Hong Kong at the time had a subtle American influence. The workers on the surrounding high-rises under construction would throw their empty matchbox around the bamboo scaffolding which we would collect as at the time they had value among collectors. There were pictures of four misted sailing ships, US flags and a host of things one would come across in the US and nowhere else. Then there were the comic books. I seem to remember there were a lot of DC comic books of the Superman and Batman genre along with True detective and the Ghoul. So many where there that it is as if we were living in a pictorial US without being able to possess those streamlined Schwinn bikes, the hundreds of GI joe plastic soldiers available for a few cents per hundred, (I at the time didn’t realize the US dollar was worth more than the Hong Kong one), gas powered model planes and other such goodies available to those rich Yankee kids Even our games were modelled on the US template where we would collect bits of sawn off two by fours from the surrounding construction sites to make a tower imitating a USAAF B24 Liberator front turret from which we would shoot down imaginary Japanese Zero fighters.
However as this was 1959 there was a down side in the form of beggars constantly accosting one with piteous expressions upon their faces and cries of 'cum Shaw' As they begged for food.

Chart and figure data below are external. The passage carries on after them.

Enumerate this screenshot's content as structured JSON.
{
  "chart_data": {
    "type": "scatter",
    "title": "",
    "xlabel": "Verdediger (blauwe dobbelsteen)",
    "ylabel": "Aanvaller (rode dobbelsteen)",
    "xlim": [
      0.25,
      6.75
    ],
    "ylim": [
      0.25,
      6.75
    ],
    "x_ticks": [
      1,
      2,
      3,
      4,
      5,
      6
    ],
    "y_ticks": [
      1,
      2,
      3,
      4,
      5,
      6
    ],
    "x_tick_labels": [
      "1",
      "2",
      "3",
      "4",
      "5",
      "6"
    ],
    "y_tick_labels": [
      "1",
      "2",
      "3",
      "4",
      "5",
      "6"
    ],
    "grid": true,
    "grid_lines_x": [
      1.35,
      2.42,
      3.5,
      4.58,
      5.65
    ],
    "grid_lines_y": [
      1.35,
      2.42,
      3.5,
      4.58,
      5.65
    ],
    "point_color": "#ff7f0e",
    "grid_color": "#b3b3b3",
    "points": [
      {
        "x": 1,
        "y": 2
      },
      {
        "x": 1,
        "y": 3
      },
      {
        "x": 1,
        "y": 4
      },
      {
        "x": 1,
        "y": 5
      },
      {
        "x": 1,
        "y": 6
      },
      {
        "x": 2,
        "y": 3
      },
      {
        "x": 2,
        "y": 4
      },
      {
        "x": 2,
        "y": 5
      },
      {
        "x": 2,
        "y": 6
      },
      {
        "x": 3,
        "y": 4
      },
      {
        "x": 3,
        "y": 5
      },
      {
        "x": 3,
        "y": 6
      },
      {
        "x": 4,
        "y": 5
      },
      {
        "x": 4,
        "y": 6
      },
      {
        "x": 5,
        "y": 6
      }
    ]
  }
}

This was the time of Mao's great leap forward where the traditional mainland economy was transformed instantly into an industrial one by one who can only be described as a lunatic, creating a mass starvation forcing an exodus to Hong Kong. The picture of a man devouring a loaf of bread stays in my mind ,his wife and children following behind begging him to give them some ,he through a type of madness no doubt completely natural passed down through the ages refusing. I have often been criticised by people who were never there for not helping them out and giving them enough for something to eat. It wouldn’t have done any good as the sheer number would have put me in the same situation. Instead we had to assume the attitude of the Hong Kong Chinese; hardening our expression as we encountered beggars.
After two and a half years it was back to England. The culture shock was great. Consider: a few weeks earlier I shared a bright, airy, sunlit, classroom with other British kids somewhere in the Far East. We would share experiences. Some had been out there once, twice or even three times before, others had been to Cyprus, Kenya or whatever. There was a German kid. We accepted him with no qualms despite the fact that the war had only just ended, but , as his father was in the British army and had never served in the German military, treated him as a an equal .It galled me at the time that these fellow Englishmen could not accept me just because I had lived oversees. Soon however the hue died down, my foreign back ground fading to the status of a fishy story and then, as the months went by, generally understood that I lived all my life, if not in Yorkshire, somewhere in England.